Without automated reprint, it’s easy to forget how much a damaged piece of mail can cost a business producing transactional mail.
Time, resources and trust feel impact every time a pair of hands touches a single regulated document. And don’t forget that a few dollars add to your processing costs each time.
Hard to believe?
Here’s a quick look at the manual reprint process:
— A damaged mailpiece diverts and verifies
— Time lapses to look up which job the mailpiece came from
— Next, the mailpiece either goes to reprint printer or the larger process printer
— Correct paper stock and pre-printed forms and shells must be located and assembled
— The reprint then queus up on the correct printer
— Finally, the documents get manually inserted and reconciled
At least six manual steps combine per damaged document, which take operators away from optimizing the primary printing and inserting systems. It also requires maintaining sufficient stock of pre-printed cutsheet forms and shells. In fact, industry estimates suggest that materials and labor needed for manual reprints can cost anywhere between $15 to $20 per piece. And in today’s competitive transactional mail production market, every dollar counts.
Each of these manual steps in the reprint process also introduces risk. There is a higher chance of human errors such as insert, form or envelope mismatch, incorrect addressing, and lost mailpieces. If an envelope is opened or an a mailpiece is shipped with any errors, there is a higher probability of privacy breaches. Any regulatory infringements or privacy violations can result in exposure to liability and fines.
Fortunately, full color automated reprints can solve many of these problems.

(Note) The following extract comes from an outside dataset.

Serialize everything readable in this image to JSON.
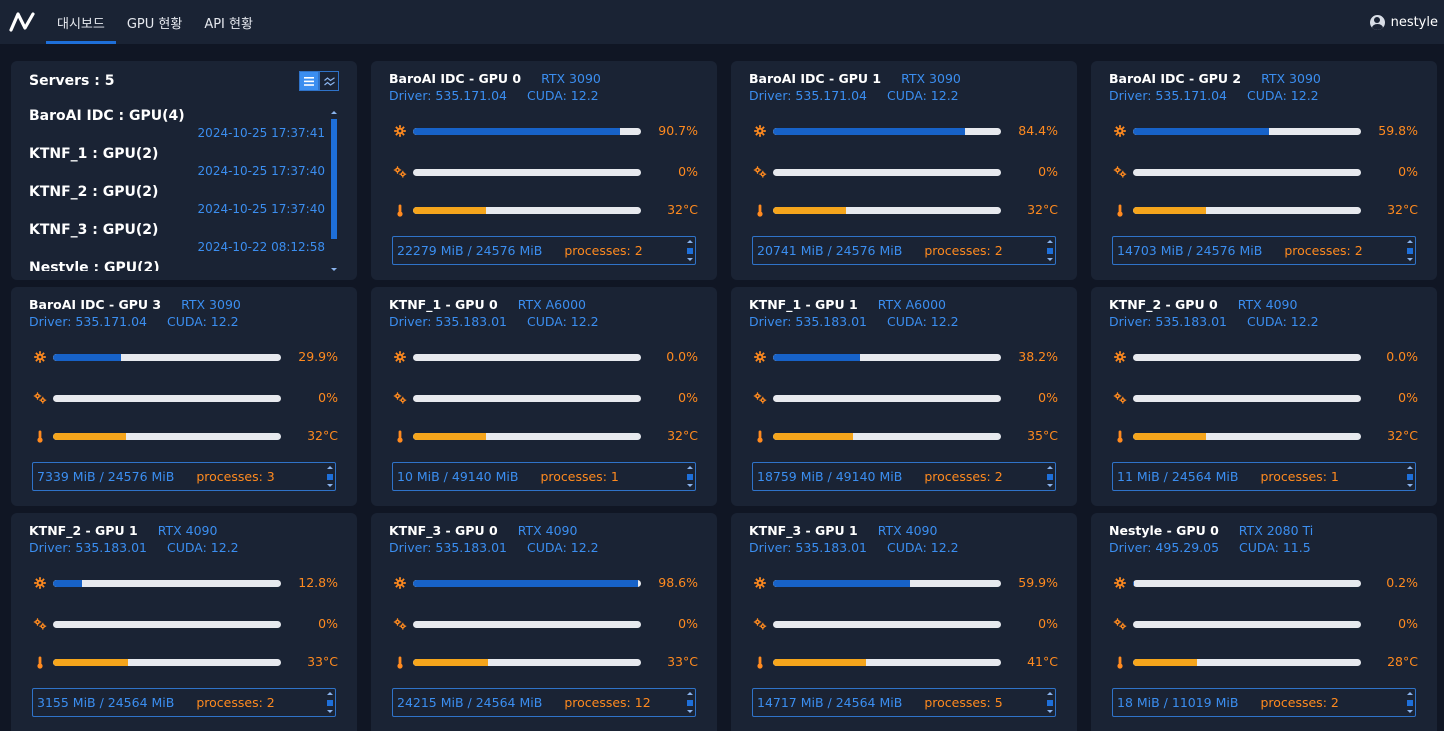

This closed-loop system helps meet tight deadlines and regulated standards by increasing productivity and accuracy through a streamlined, highly-accurate automated process.
Documents from the printer run through high-speed finishing equipment, where mailpiece damaged or rejection takes place. Data, which pinpoints damaged or missing mailpieces, automatically sends via job-tracking software to a printer, which then reprints the missing mail inserts. A full color inkjet printer can even replicate the look of preprinted forms easily.
If you had a reprint inserter module, the reprints would automatically insert into a nearly identical envelope. Otherwise, the cutsheets could feed back to a high-speed inserter or manually inserted. The mailpieces would then reconcile with their original job. Additionally, the automated reprint reports would generate for proof of completing the entire job.
This simplified and data-driven process drives down costs by implementing plain paper factory initiatives and reducing labor needs. Improved quality and accuracy eases worries of regulation infringement.